Know your customer (KYC) is a term used by financial institutions to define the process of verifying customer identity. KYC is in place to prevent terrorism, fraud and money laundering here in the United States and abroad.

While there are several components that make up KYC regulations, our team here at Liveoak is focused on the customer identification piece, which is necessary for opening up bank accounts, credit card and brokerage accounts. Given that Liveoak’s primary goal is to provide a virtual experience that replicates a productive, face­to­face meeting with a customer, KYC is an important piece in our digital engagement puzzle.

What exactly does U.S. Federal law require for KYC compliance? Financial institutions must obtain, verify and record information that identifies each person (individuals and businesses) who opens an account. The customer must provide their name, address, date of birth and other information that will help identity verification. The customer will also be asked to show their driver’s license or other identifying documents to confirm identity.

When opening an investment account, FINRA has a more robust Know Your Customer rule and the SEC requires that an attempt be made to acquire additional information such as telephone number, tax identification number, employment status, annual income, net worth and investment objectives. The minimum information requirement to open a brokerage account is name, date of birth, address and tax identification number (social security #).

The challenge that we face with digital KYC verification is: how do we recreate the physical (in person) customer verification process in a remote (digital) environment?

Let’s start with the example of a customer physically walking in to a bank to open a new account. The bank representative either hands the customer an application to fill out or the bank representative sits behind a computer, asks questions and types the answers in to the on­screen application. In both scenarios, the bank representative asks the customer to verify the information through signature and asks for photo identification. Because the bank representative and customer are meeting in person, the representative can easily check the customer I.D. and visually confirm the match.

Next, we look at the task of accomplishing customer identity verification in a virtual environment. For the customer information piece of KYC (name, address, DOB), we work with database providers that offer turnkey solutions (APIs) that automatically cross check and scale the verification process according to a customer’s risk profile.
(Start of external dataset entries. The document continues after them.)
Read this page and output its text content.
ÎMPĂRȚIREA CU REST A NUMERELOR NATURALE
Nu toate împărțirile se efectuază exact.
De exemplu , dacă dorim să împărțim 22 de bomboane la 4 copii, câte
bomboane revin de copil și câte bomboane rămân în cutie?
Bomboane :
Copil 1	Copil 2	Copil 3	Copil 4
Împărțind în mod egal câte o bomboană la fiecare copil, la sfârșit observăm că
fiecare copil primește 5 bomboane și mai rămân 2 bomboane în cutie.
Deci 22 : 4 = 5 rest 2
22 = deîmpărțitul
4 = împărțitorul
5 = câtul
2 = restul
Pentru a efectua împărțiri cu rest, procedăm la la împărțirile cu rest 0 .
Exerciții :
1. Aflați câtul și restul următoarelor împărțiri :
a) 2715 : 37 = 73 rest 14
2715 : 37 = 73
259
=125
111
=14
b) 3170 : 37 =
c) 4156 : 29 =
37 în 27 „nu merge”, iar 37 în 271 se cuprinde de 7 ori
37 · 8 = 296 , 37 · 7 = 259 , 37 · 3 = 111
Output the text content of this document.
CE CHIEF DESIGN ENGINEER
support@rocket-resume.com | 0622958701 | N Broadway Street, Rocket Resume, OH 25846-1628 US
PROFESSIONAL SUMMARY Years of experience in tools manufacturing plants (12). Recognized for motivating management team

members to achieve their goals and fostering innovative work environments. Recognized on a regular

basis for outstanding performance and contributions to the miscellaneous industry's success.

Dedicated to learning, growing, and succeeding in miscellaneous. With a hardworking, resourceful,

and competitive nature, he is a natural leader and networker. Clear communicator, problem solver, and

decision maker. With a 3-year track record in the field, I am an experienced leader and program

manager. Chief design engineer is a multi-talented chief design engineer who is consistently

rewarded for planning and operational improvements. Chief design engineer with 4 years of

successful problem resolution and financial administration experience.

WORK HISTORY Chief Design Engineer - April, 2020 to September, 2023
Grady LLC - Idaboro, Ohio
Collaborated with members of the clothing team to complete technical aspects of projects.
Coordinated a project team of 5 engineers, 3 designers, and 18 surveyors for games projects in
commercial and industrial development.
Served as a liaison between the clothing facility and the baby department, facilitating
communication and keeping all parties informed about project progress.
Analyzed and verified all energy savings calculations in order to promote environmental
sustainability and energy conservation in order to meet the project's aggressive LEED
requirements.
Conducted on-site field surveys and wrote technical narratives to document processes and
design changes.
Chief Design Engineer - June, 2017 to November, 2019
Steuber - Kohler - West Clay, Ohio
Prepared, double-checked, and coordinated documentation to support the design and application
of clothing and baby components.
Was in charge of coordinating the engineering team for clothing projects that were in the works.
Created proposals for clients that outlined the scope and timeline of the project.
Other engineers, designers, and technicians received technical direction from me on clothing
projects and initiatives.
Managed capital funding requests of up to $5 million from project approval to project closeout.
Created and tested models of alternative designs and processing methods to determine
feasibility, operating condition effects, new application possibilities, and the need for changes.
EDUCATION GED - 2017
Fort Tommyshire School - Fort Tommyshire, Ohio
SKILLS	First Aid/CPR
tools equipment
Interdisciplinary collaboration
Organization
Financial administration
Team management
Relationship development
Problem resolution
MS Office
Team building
For the I.D. verification piece of KYC, we deploy technology that allows remote representatives to verify photo identification by comparing digital images of the I.D. and video of the applicant. In addition, we have the ability to tie in through an API to a biometrics solution for instantaneous verification (i.e. a person can be uniquely identified by evaluating one or more distinguishing biological traits such as fingerprints, facial recognition, retina and iris patterns). For example, using a face biometrics API solution allows Liveoak to confirm that the person submitting the information matches the identification document provided.

For the information recording piece (audit trail) of KYC requirements, Liveoak has baked in the ability to securely capture data and record key strokes from each customer session and pass the data directly to our customers (including customers with legacy systems).

You might wonder WHY a financial institution would go to these lengths to accommodate remote account openings given the federal KYC requirements and fraud potential. The answer is this: financial institutions are focused on providing their customers with omnichannel access­ in person (branch), mobile, online and phone. Another way of saying this is that providers need to keep up with the digital demands of consumers (i.e. millennials).

A secondary benefit is that 20% of financial service provider’s compliance staff will be spent on KYC­ing and not on their bread and butter activities. Developing a digital KYC solution could mean increased productivity and profitability for financial institutions and businesses that are subject to compliance.

In summary, Know Your Customer (KYC) is an important regulatory requirement here in the United States and abroad. However, KYC regulations could get in the way of financial institutions that are trying to adapt and provide cutting edge services to their customers. The new trend in financial technology (fintech) is for incumbent financial providers, banks and insurance companies to pair up with smart, technology companies to do what’s best for their customers. Liveoak is a smart, technology company and is here to help.